Government called on to make a stand against EU regulation

Britain should use the "Luxembourg Compromise" – an only once used way of refusing EU rules – to prevent the EU taking over regulation of the City of London, The Telegraph reports.

France's Charles de Gaulle was the last EU leader to opt for a showdown in the "empty chair crisis" in 1965, withdrawing his officials from Brussels after the commission pushed its luck too far, the Telegraph says.

Britain cannot veto the massive shift in regulatory power to Brussels now under way. Internal market laws are decided by qualified majority voting (QMV.

Gordon Brown needs to play the Luxembourg card by invoking "vital national interest". It has no legal status, but send s warning.

"This is an extremely serious crisis," said David Heathcote-Amory, former Europe Minister and now a key Tory MP on the European Scrutiny Committee.

"Once we lose of control over the City of London we will never get it back, and the consequences could be catastrophic. I think we are in 'Luxembourg terrritory'. If the City was in Paris you could be pretty sure that French would fight like tigers to save it," he said.

"The Continental countries have no interest in the health of the City, and some want to turn the tourniquet tighter. I fear the Commission is going to get its way since we have such a weak government," he said.

Super-regulator dangers

The Telegraph sums up the proposals as: “While earlier talk of an EU super-regulator has been dropped, the same goal is being achieved by other means. The plan is to create three "authorities" with a permanent staff and powers to impose "binding" decisions on states. Appeals go to the European Court.
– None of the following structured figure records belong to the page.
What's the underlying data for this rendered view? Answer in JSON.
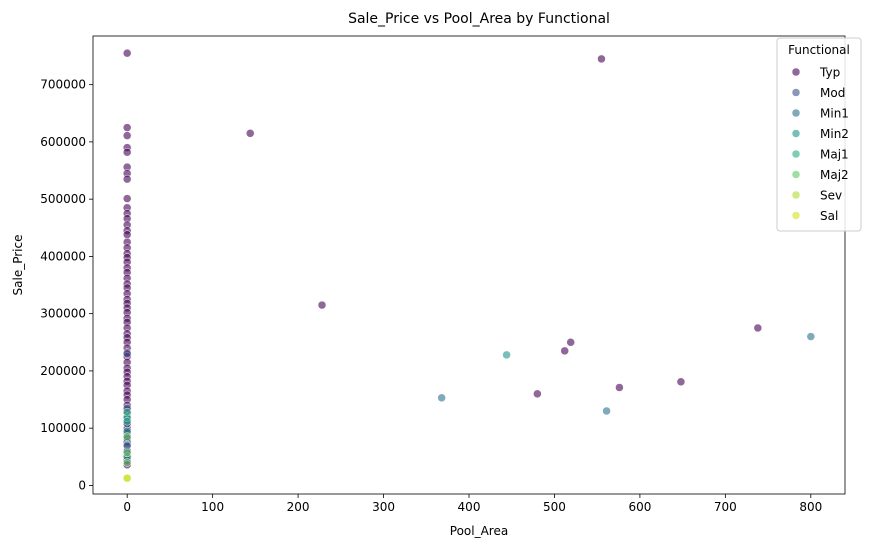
{
  "chart_data": {
    "type": "scatter",
    "title": "Sale_Price vs Pool_Area by Functional",
    "xlabel": "Pool_Area",
    "ylabel": "Sale_Price",
    "xlim": [
      -40,
      840
    ],
    "ylim": [
      -15000,
      785000
    ],
    "xticks": [
      0,
      100,
      200,
      300,
      400,
      500,
      600,
      700,
      800
    ],
    "yticks": [
      0,
      100000,
      200000,
      300000,
      400000,
      500000,
      600000,
      700000
    ],
    "grid": false,
    "legend": {
      "title": "Functional",
      "placement": "top-right",
      "entries": [
        {
          "name": "Typ",
          "color": "#440154"
        },
        {
          "name": "Mod",
          "color": "#3b528b"
        },
        {
          "name": "Min1",
          "color": "#2c728e"
        },
        {
          "name": "Min2",
          "color": "#21918c"
        },
        {
          "name": "Maj1",
          "color": "#28ae80"
        },
        {
          "name": "Maj2",
          "color": "#5ec962"
        },
        {
          "name": "Sev",
          "color": "#addc30"
        },
        {
          "name": "Sal",
          "color": "#d2e21b"
        }
      ]
    },
    "series": [
      {
        "name": "Typ",
        "points": [
          [
            0,
            755000
          ],
          [
            0,
            625000
          ],
          [
            0,
            611000
          ],
          [
            0,
            590000
          ],
          [
            0,
            582000
          ],
          [
            0,
            556000
          ],
          [
            0,
            545000
          ],
          [
            0,
            535000
          ],
          [
            0,
            501000
          ],
          [
            0,
            485000
          ],
          [
            0,
            475000
          ],
          [
            0,
            466000
          ],
          [
            0,
            455000
          ],
          [
            0,
            445000
          ],
          [
            0,
            438000
          ],
          [
            0,
            425000
          ],
          [
            0,
            415000
          ],
          [
            0,
            405000
          ],
          [
            0,
            398000
          ],
          [
            0,
            390000
          ],
          [
            0,
            380000
          ],
          [
            0,
            372000
          ],
          [
            0,
            362000
          ],
          [
            0,
            352000
          ],
          [
            0,
            345000
          ],
          [
            0,
            335000
          ],
          [
            0,
            325000
          ],
          [
            0,
            318000
          ],
          [
            0,
            310000
          ],
          [
            0,
            302000
          ],
          [
            0,
            292000
          ],
          [
            0,
            285000
          ],
          [
            0,
            275000
          ],
          [
            0,
            265000
          ],
          [
            0,
            258000
          ],
          [
            0,
            250000
          ],
          [
            0,
            240000
          ],
          [
            0,
            232000
          ],
          [
            0,
            225000
          ],
          [
            0,
            215000
          ],
          [
            0,
            205000
          ],
          [
            0,
            198000
          ],
          [
            0,
            190000
          ],
          [
            0,
            182000
          ],
          [
            0,
            175000
          ],
          [
            0,
            165000
          ],
          [
            0,
            158000
          ],
          [
            0,
            150000
          ],
          [
            0,
            140000
          ],
          [
            0,
            132000
          ],
          [
            0,
            125000
          ],
          [
            0,
            115000
          ],
          [
            0,
            108000
          ],
          [
            0,
            100000
          ],
          [
            0,
            92000
          ],
          [
            0,
            85000
          ],
          [
            0,
            76000
          ],
          [
            0,
            68000
          ],
          [
            0,
            60000
          ],
          [
            0,
            52000
          ],
          [
            0,
            44000
          ],
          [
            0,
            36000
          ],
          [
            555,
            745000
          ],
          [
            144,
            615000
          ],
          [
            228,
            315000
          ],
          [
            519,
            250000
          ],
          [
            512,
            235000
          ],
          [
            738,
            275000
          ],
          [
            480,
            160000
          ],
          [
            576,
            171000
          ],
          [
            648,
            181000
          ]
        ]
      },
      {
        "name": "Mod",
        "points": [
          [
            0,
            230000
          ],
          [
            0,
            135000
          ],
          [
            0,
            108000
          ],
          [
            0,
            82000
          ],
          [
            0,
            60000
          ]
        ]
      },
      {
        "name": "Min1",
        "points": [
          [
            368,
            153000
          ],
          [
            561,
            130000
          ],
          [
            800,
            260000
          ],
          [
            0,
            120000
          ],
          [
            0,
            70000
          ]
        ]
      },
      {
        "name": "Min2",
        "points": [
          [
            444,
            228000
          ],
          [
            0,
            118000
          ],
          [
            0,
            95000
          ],
          [
            0,
            50000
          ]
        ]
      },
      {
        "name": "Maj1",
        "points": [
          [
            0,
            128000
          ],
          [
            0,
            112000
          ]
        ]
      },
      {
        "name": "Maj2",
        "points": [
          [
            0,
            85000
          ],
          [
            0,
            57000
          ],
          [
            0,
            40000
          ]
        ]
      },
      {
        "name": "Sev",
        "points": [
          [
            0,
            13000
          ]
        ]
      },
      {
        "name": "Sal",
        "points": [
          [
            0,
            12500
          ]
        ]
      }
    ]
  }
}
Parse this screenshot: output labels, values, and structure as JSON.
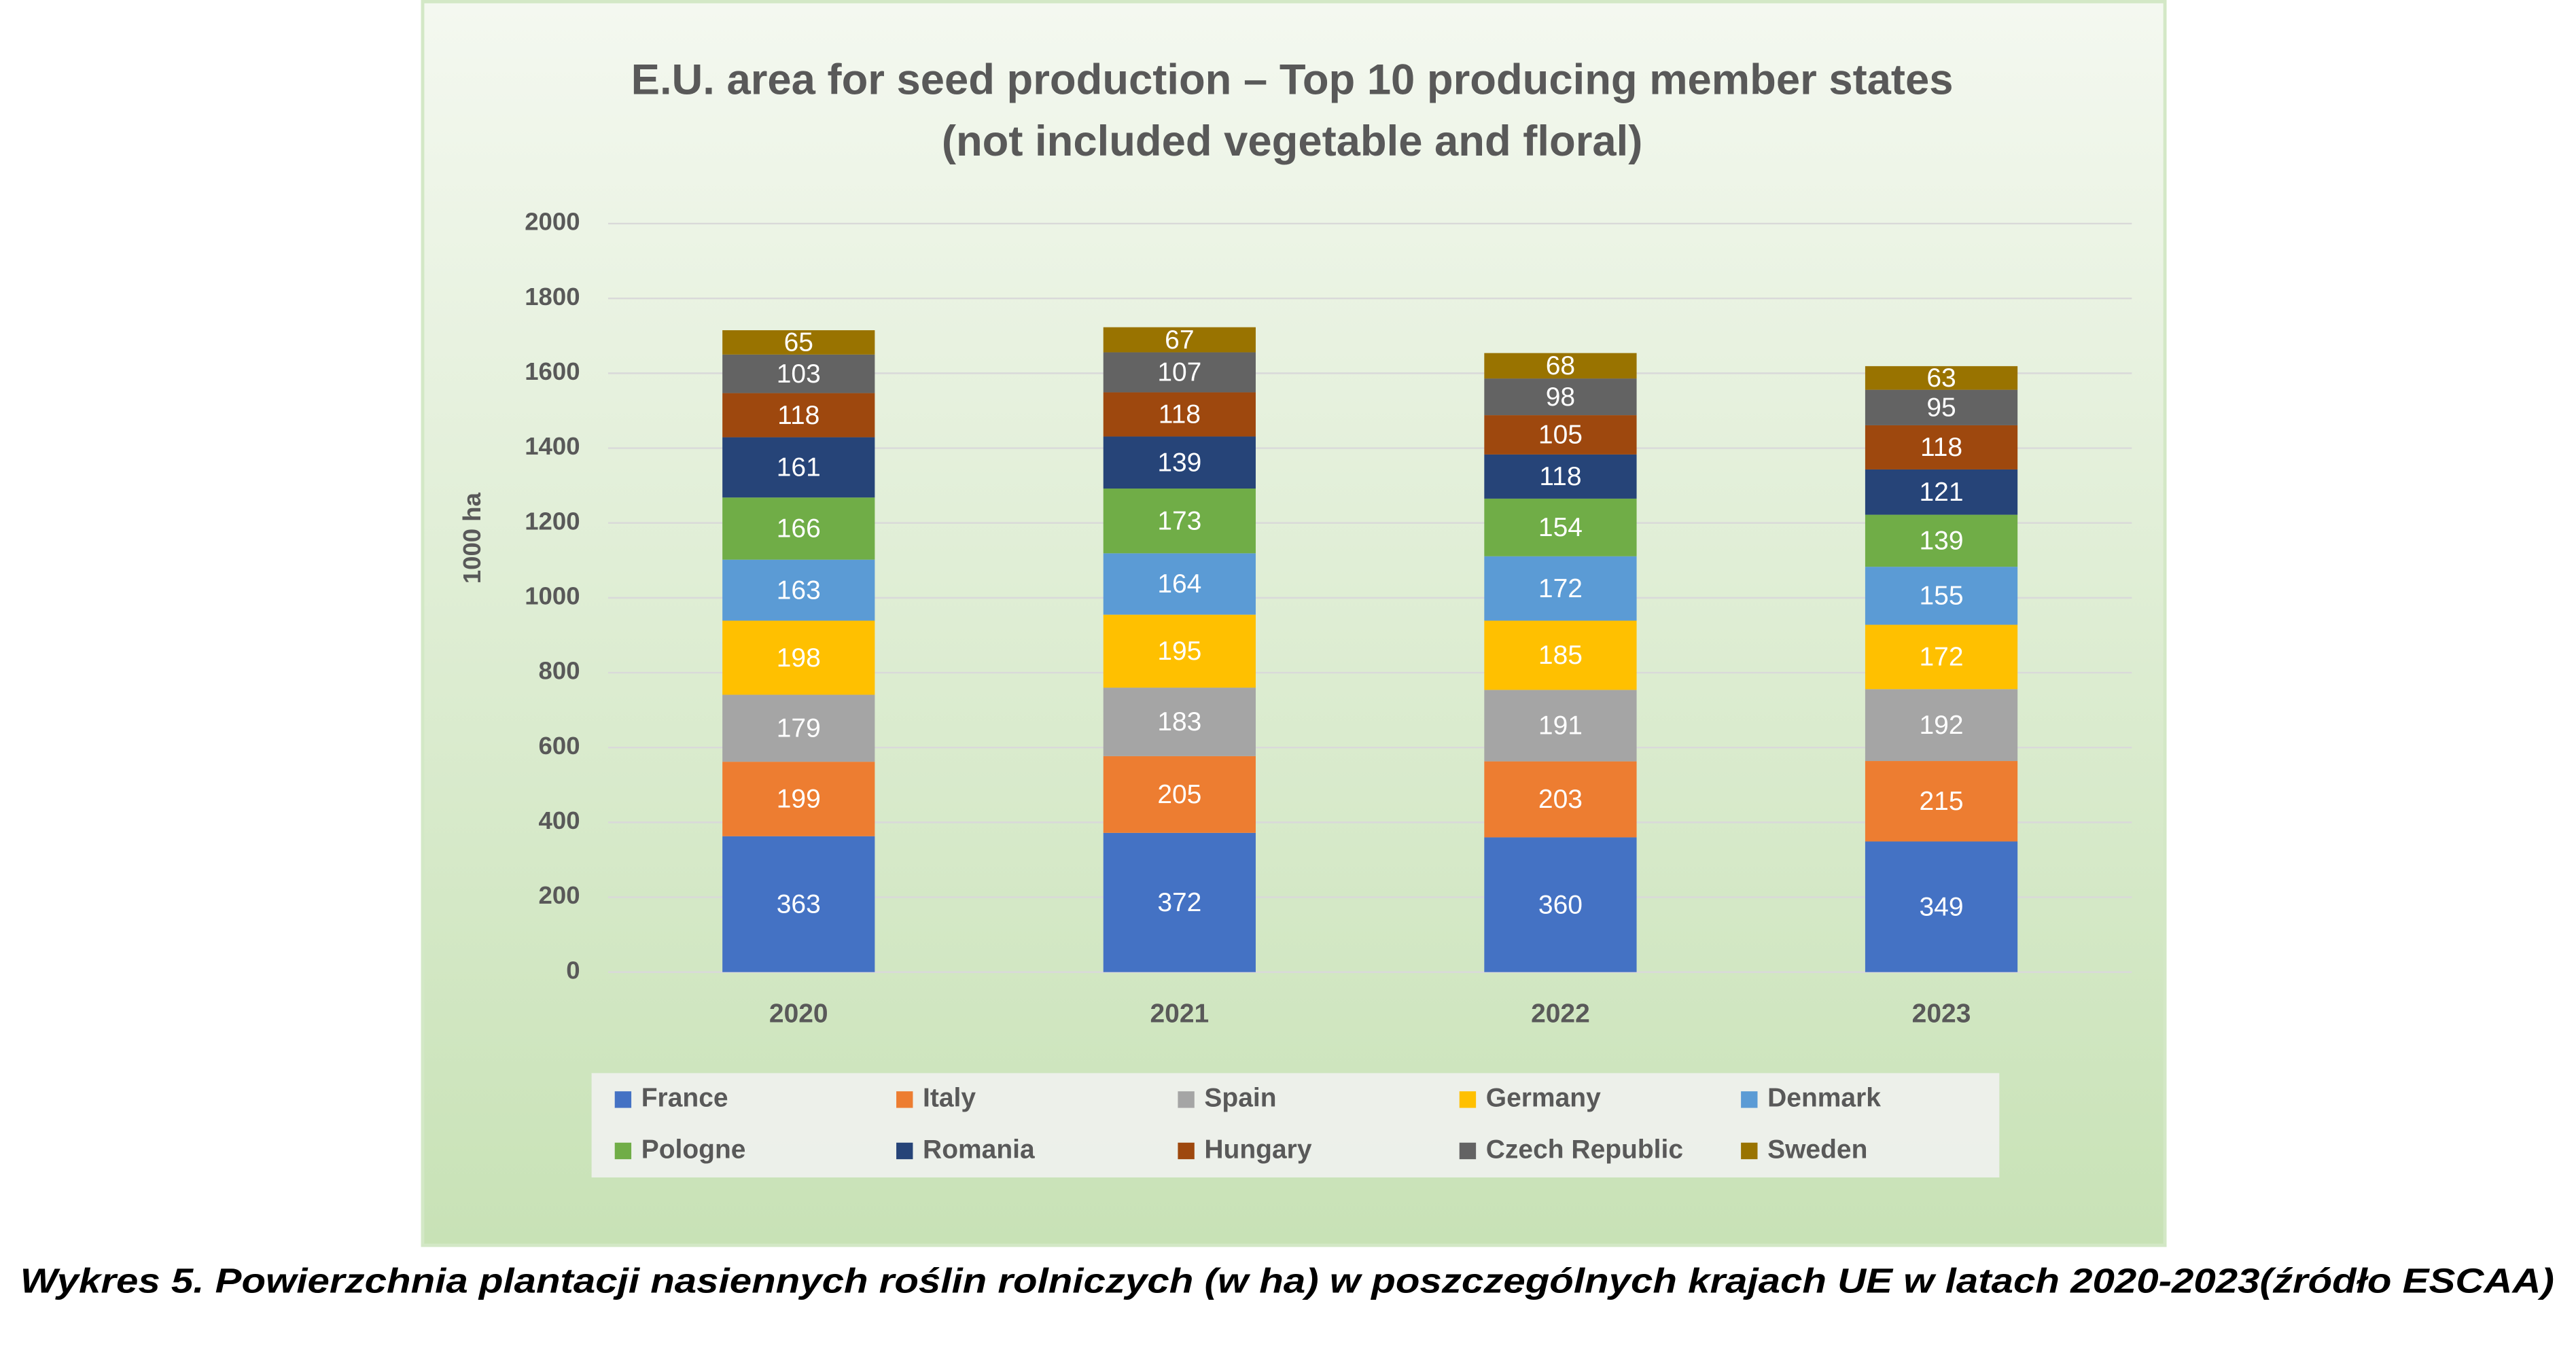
{
  "chart_data": {
    "type": "stacked-bar",
    "title": "E.U. area for seed production – Top 10 producing member states",
    "subtitle": "(not included vegetable and floral)",
    "y_label": "1000 ha",
    "categories": [
      "2020",
      "2021",
      "2022",
      "2023"
    ],
    "series": [
      {
        "name": "France",
        "color": "#4472c4",
        "values": [
          363,
          372,
          360,
          349
        ]
      },
      {
        "name": "Italy",
        "color": "#ed7d31",
        "values": [
          199,
          205,
          203,
          215
        ]
      },
      {
        "name": "Spain",
        "color": "#a5a5a5",
        "values": [
          179,
          183,
          191,
          192
        ]
      },
      {
        "name": "Germany",
        "color": "#ffc000",
        "values": [
          198,
          195,
          185,
          172
        ]
      },
      {
        "name": "Denmark",
        "color": "#5b9bd5",
        "values": [
          163,
          164,
          172,
          155
        ]
      },
      {
        "name": "Pologne",
        "color": "#70ad47",
        "values": [
          166,
          173,
          154,
          139
        ]
      },
      {
        "name": "Romania",
        "color": "#264478",
        "values": [
          161,
          139,
          118,
          121
        ]
      },
      {
        "name": "Hungary",
        "color": "#9e480e",
        "values": [
          118,
          118,
          105,
          118
        ]
      },
      {
        "name": "Czech Republic",
        "color": "#636363",
        "values": [
          103,
          107,
          98,
          95
        ]
      },
      {
        "name": "Sweden",
        "color": "#997300",
        "values": [
          65,
          67,
          68,
          63
        ]
      }
    ],
    "ylim": [
      0,
      2000
    ],
    "yticks": [
      0,
      200,
      400,
      600,
      800,
      1000,
      1200,
      1400,
      1600,
      1800,
      2000
    ],
    "grid": true,
    "legend": "bottom",
    "caption": "Wykres 5. Powierzchnia plantacji nasiennych roślin rolniczych (w ha) w poszczególnych krajach UE w latach 2020-2023(źródło ESCAA)"
  }
}
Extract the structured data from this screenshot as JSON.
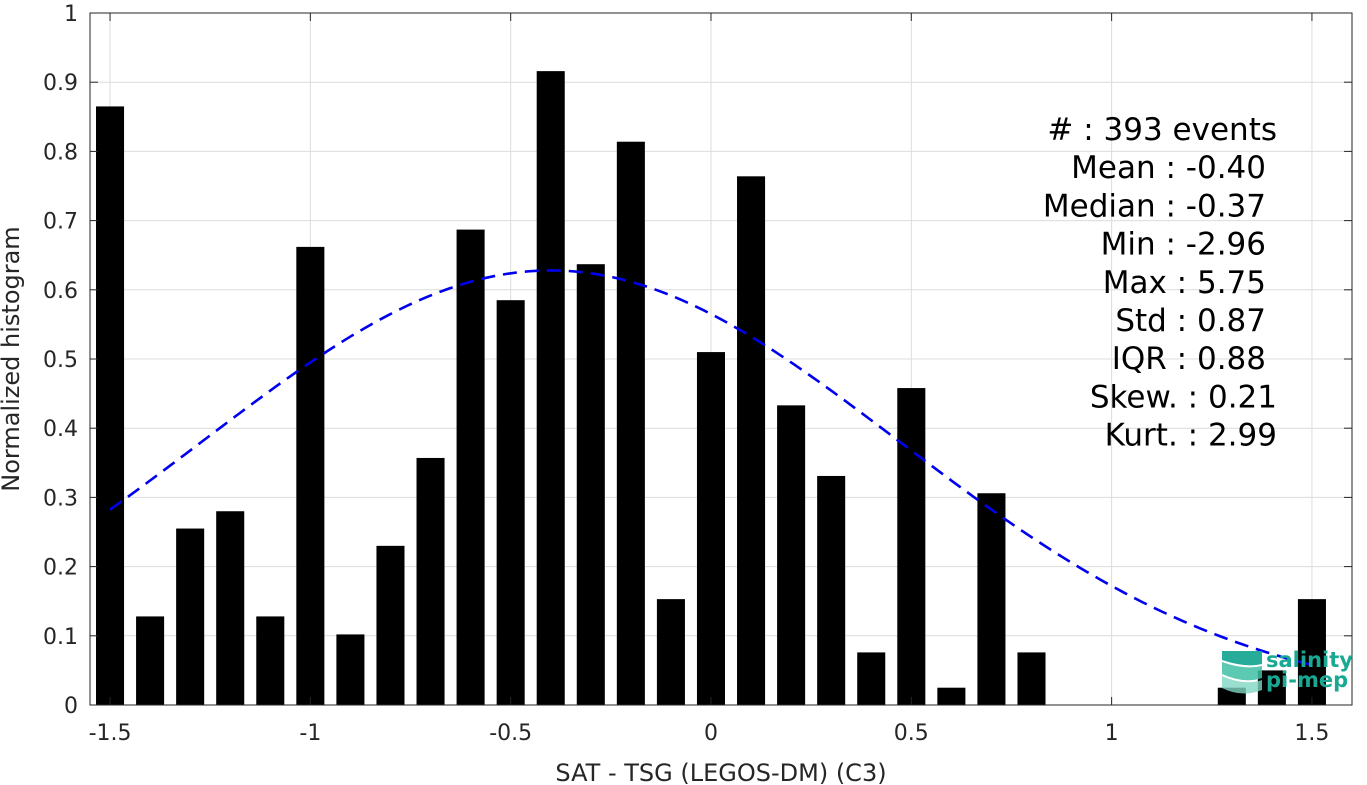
{
  "chart_data": {
    "type": "bar",
    "xlabel": "SAT - TSG (LEGOS-DM) (C3)",
    "ylabel": "Normalized histogram",
    "xlim": [
      -1.55,
      1.6
    ],
    "ylim": [
      0,
      1
    ],
    "grid": true,
    "x_ticks": [
      -1.5,
      -1,
      -0.5,
      0,
      0.5,
      1,
      1.5
    ],
    "x_tick_labels": [
      "-1.5",
      "-1",
      "-0.5",
      "0",
      "0.5",
      "1",
      "1.5"
    ],
    "y_ticks": [
      0,
      0.1,
      0.2,
      0.3,
      0.4,
      0.5,
      0.6,
      0.7,
      0.8,
      0.9,
      1
    ],
    "y_tick_labels": [
      "0",
      "0.1",
      "0.2",
      "0.3",
      "0.4",
      "0.5",
      "0.6",
      "0.7",
      "0.8",
      "0.9",
      "1"
    ],
    "bar_width": 0.07,
    "bar_color": "#000000",
    "x": [
      -1.5,
      -1.4,
      -1.3,
      -1.2,
      -1.1,
      -1.0,
      -0.9,
      -0.8,
      -0.7,
      -0.6,
      -0.5,
      -0.4,
      -0.3,
      -0.2,
      -0.1,
      0.0,
      0.1,
      0.2,
      0.3,
      0.4,
      0.5,
      0.6,
      0.7,
      0.8,
      0.9,
      1.0,
      1.1,
      1.2,
      1.3,
      1.4,
      1.5
    ],
    "values": [
      0.865,
      0.128,
      0.255,
      0.28,
      0.128,
      0.662,
      0.102,
      0.23,
      0.357,
      0.687,
      0.585,
      0.916,
      0.637,
      0.814,
      0.153,
      0.51,
      0.764,
      0.433,
      0.331,
      0.076,
      0.458,
      0.025,
      0.306,
      0.076,
      0,
      0,
      0,
      0,
      0.025,
      0.05,
      0.153
    ],
    "fit_curve": {
      "type": "gaussian",
      "mean": -0.4,
      "std": 0.87,
      "peak": 0.628,
      "x_range": [
        -1.5,
        1.5
      ],
      "color": "#0000ee",
      "style": "dashed"
    },
    "stats": [
      "#  : 393 events",
      "Mean : -0.40",
      "Median : -0.37",
      "Min : -2.96",
      "Max : 5.75",
      "Std : 0.87",
      "IQR : 0.88",
      "Skew. : 0.21",
      "Kurt. : 2.99"
    ]
  },
  "logo": {
    "line1": "salinity",
    "line2": "pi-mep",
    "color": "#1aa893"
  }
}
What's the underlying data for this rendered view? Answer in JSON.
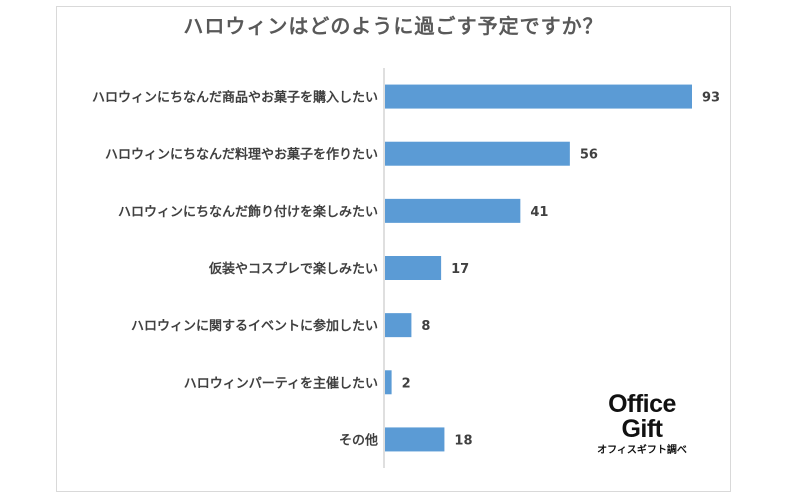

There is to be a European Banking Authority in London, an Insurance Authority in Frankfurt, and a Securities Authority in Paris.”

The FSA’s Lord Turner questioned plans to bring London's securities houses under EU oversight, this week "Frankly, this is an area that when it gets Europeanised you sometimes get things that are not actually to do with good regulation. If one was absolutely confident that European supervision was going to be completely politics-free, in a neutral, technocratic fashion, we would be more relaxed," he said.